In Chapter 2 we present a CNN for the multi-class structure segmentation of WSI from PAS-stained kidney biopsies. Next to internal validation, the segmentation performance was assessed on kidney biopsies from an external medical center to demonstrate robustness for staining variations. Additionally, we show the applicability of the CNN on nephrectomy samples. Lastly, CNN-based measures were compared with visually scored histological (Banff) components in kidney transplant biopsies.

In Chapter 3 we describe a methodology to assess the microenvironment in sparse kidney transplant biopsy samples. Deep learning, multiplex immunohistochemistry and mathematical image processing techniques were incorporated to quantify lymphocytes, macrophages, and capillaries in kidney transplant biopsies of patients with delayed graft function. The quantitative results were used to assess correlations with subsequent development of interstitial fibrosis and tubular atrophy.
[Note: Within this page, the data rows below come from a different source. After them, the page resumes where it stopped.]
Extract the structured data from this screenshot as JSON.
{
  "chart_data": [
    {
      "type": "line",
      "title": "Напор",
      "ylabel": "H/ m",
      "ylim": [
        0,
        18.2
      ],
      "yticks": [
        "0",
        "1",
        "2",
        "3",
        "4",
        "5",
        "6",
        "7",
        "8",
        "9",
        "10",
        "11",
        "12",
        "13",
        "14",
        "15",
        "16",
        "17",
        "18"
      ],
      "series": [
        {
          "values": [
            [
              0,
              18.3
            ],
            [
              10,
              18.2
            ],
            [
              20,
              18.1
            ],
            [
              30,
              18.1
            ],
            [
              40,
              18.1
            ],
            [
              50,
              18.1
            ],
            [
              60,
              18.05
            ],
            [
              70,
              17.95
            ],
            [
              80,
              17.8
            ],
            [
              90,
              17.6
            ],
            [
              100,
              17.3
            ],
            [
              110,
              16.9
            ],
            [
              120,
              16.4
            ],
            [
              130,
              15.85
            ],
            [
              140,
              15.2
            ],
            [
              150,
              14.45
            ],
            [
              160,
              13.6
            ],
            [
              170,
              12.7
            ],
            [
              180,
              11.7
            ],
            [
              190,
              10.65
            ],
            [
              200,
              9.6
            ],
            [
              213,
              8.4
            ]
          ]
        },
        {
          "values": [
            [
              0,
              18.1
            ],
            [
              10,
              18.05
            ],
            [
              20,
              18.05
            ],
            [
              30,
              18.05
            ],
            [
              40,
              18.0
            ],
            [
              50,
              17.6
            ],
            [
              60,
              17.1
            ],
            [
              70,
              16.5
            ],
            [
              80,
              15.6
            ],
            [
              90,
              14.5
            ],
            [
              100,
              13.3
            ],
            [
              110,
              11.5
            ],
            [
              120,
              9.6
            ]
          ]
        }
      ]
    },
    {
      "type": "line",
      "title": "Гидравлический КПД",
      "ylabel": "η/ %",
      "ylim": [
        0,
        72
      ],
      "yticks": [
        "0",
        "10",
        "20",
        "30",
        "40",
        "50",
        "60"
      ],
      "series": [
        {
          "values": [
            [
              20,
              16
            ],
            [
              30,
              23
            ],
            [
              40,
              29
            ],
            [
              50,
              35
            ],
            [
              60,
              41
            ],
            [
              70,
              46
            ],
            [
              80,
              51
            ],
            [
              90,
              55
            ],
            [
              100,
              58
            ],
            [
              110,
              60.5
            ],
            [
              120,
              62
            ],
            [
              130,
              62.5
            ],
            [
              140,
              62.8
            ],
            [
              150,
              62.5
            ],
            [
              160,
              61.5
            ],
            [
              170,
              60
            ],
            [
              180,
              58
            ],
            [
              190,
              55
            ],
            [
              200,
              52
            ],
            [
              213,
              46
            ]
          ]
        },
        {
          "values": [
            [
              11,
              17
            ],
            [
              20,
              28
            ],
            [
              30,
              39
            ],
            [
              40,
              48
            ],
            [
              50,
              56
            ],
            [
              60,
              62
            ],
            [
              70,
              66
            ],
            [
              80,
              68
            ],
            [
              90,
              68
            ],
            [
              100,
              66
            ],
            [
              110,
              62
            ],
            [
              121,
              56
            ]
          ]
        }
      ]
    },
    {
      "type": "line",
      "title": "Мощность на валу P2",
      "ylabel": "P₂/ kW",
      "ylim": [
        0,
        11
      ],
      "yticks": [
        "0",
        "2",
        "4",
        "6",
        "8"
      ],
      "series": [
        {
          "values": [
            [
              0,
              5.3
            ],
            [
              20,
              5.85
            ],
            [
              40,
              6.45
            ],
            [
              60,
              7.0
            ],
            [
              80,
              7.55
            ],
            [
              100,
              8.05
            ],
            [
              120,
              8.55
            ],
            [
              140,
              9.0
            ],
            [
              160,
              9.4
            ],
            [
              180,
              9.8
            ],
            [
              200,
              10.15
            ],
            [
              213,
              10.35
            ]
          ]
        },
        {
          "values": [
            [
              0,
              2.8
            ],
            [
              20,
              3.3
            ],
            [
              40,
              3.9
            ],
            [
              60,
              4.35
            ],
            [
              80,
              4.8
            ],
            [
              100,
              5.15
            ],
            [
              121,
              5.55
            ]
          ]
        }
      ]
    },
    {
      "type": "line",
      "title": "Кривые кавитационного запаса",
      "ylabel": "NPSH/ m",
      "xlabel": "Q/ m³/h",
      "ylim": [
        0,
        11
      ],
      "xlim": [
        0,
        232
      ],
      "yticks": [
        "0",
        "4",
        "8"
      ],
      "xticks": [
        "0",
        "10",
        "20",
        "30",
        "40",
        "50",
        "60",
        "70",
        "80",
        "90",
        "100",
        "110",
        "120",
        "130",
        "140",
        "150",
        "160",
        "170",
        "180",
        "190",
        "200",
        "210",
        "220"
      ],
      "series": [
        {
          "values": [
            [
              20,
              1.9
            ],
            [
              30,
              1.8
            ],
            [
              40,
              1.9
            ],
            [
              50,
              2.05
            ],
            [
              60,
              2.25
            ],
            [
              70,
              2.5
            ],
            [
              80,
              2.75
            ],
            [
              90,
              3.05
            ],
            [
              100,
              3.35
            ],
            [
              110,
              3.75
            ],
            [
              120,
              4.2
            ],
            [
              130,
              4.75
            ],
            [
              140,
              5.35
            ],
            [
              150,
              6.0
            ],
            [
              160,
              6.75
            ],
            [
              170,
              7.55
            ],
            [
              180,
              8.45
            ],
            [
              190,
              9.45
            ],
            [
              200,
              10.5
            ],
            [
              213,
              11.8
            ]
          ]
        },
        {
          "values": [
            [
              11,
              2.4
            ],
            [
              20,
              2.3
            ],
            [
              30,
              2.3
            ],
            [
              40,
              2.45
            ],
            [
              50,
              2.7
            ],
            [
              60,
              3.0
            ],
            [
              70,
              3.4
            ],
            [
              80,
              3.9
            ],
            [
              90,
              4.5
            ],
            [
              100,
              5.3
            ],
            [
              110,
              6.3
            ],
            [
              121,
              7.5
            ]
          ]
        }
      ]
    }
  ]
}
In Chapter 4 we assess the potential of CNNs to quantify chronic and inflammatory lesions in PAS and CD3 stained kidney transplant biopsies. A multi-class structure segmentation CNN and a lymphocyte detection CNN were applied, and non-linear image registration allowed for the quantification of inflammatory burden in specific structures. These automatically quantified features were compared to chronic and inflammatory Banff lesions scored by a panel of five pathologists.

In Chapter 5 we present a new CNN for the segmentation and classification of glomeruli. This network was applied on a large kidney transplant patient cohort to quantify the percentage globally sclerotic glomeruli at implantation and 5 years after transplantation. The CNN-based results were compared to quantifications based on morphometric analysis and we assessed whether the same correlations with clinical parameters are found when the percentage GSG is determined by either deep learning or manual morphometry.

In Chapter 6 we discuss the main findings and contributions of this thesis and provide a future outlook for further research possibilities.